An electric power outage at Parirenyatwa Hospital in Harare, Zimbabwe, has led medical authorities to send patients home until electricity can be restored.
One doctor at Parirenyatwa who declined to be named told VOA that the intensive care and kidney dialysis units are most affected as they have more equipment drawing power. He said outpatient services have continued with limited generator power.
Hospital sources said a major power cable burned out on Saturday. They said workers from the Zimbabwe Electricity Supply Authority staff were trying to restore power.
Patients could be seen Monday grappling through dark corridors as they sought medical assistance, sources said. Dialysis patients received text messages telling them to stay at home Monday and wait for another text telling them power has been restored.
Dr. Douglas Gwatidzo of the Zimbabwe Association of Doctors for Human Rights said the country’s chronic power woes must be addressed to prevent needless loss of life.

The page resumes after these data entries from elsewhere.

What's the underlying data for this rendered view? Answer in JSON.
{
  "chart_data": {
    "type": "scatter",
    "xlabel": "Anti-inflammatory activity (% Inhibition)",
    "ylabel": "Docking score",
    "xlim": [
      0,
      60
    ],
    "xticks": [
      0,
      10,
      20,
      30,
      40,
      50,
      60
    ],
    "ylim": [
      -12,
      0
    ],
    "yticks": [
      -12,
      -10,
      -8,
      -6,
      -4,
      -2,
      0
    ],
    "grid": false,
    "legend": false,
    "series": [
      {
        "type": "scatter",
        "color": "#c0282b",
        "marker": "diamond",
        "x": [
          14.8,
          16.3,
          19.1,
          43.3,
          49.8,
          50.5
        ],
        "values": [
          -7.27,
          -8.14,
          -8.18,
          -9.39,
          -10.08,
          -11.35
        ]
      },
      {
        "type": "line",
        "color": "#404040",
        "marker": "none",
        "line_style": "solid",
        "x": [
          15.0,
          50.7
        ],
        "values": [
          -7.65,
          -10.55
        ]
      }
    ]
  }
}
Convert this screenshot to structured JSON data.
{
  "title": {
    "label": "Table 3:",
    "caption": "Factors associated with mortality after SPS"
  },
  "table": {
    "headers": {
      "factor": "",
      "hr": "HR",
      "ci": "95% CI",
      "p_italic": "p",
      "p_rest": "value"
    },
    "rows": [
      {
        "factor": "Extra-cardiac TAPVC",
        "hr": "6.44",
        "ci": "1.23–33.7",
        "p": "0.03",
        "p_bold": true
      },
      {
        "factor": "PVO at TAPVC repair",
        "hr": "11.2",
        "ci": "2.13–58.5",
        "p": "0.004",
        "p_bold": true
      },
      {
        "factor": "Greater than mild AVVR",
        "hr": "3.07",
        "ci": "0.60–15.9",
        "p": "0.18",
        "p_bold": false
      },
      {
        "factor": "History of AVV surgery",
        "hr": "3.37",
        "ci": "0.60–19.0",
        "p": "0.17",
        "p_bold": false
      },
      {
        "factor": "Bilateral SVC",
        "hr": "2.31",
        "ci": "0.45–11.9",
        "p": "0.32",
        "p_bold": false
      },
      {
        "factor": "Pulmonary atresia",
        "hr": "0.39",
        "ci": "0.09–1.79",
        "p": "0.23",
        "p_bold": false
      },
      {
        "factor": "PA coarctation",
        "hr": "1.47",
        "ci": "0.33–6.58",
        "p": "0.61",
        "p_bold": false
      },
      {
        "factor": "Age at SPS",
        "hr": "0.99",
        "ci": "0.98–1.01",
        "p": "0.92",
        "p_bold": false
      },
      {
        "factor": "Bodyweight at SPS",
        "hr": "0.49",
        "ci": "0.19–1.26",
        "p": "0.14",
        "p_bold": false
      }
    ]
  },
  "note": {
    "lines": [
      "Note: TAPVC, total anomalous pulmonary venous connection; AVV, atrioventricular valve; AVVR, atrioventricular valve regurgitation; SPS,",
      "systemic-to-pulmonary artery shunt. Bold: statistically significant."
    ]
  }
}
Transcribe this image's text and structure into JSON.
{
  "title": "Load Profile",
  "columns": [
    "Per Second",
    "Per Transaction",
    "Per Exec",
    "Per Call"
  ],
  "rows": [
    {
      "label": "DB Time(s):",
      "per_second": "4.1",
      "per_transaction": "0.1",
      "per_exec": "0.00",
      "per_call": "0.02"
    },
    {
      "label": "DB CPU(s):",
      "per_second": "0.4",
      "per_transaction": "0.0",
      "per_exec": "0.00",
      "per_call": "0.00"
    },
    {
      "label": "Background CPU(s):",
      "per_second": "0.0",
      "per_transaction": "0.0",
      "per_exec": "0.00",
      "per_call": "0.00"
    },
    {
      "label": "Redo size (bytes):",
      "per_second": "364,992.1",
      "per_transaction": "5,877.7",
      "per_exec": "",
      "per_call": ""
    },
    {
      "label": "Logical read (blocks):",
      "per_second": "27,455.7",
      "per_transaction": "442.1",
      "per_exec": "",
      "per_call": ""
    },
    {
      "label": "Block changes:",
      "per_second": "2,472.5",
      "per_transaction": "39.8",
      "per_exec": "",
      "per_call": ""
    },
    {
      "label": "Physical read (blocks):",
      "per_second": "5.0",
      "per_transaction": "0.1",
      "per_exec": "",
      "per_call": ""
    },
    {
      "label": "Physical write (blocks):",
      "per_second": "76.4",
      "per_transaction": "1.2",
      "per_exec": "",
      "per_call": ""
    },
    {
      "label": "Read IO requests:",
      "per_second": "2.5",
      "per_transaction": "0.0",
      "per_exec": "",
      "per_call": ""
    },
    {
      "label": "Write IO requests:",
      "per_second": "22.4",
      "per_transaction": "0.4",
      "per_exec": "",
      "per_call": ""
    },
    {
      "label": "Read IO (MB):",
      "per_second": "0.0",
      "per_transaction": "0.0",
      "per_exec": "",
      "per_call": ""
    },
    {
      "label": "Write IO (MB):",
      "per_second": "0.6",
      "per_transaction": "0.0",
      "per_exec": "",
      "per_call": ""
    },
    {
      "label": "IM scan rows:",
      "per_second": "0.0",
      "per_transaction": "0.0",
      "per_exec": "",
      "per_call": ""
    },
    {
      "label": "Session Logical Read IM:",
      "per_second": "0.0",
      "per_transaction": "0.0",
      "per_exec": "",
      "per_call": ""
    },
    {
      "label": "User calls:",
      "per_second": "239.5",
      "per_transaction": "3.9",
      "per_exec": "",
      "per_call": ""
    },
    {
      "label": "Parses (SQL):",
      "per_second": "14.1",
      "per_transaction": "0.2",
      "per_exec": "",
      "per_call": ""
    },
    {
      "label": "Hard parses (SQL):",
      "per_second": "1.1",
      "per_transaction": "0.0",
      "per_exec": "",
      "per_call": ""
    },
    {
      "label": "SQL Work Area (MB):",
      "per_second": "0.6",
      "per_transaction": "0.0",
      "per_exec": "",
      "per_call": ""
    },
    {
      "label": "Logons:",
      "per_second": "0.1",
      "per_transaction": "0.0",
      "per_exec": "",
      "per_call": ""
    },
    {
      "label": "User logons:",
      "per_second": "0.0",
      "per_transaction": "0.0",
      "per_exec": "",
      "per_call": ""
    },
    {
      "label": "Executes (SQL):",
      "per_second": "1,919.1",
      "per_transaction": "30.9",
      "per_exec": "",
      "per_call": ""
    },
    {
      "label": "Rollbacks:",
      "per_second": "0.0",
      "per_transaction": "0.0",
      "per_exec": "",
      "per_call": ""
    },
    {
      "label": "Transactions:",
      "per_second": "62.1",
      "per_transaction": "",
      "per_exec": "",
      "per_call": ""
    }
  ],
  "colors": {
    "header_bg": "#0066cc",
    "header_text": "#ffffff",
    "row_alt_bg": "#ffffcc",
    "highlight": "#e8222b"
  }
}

Elsewhere, modest increases in prices of basic goods pushed living costs for an urban family of six to US$504.05 from $501.79 in April, according to the Consumer Council of Zimbabwe says. It said rent, water, electricity and education costs held steady.
Consumer Council director Rosemary Siyachitema said that although price increases are marginal – sugar for example was up just 5 cents, milk by 3 cents – urban workers feel pinched due to their very wages which have hardly increased since 2009.
Development worker Liberty Bhebhe said any price increase affects most Zimbabweans.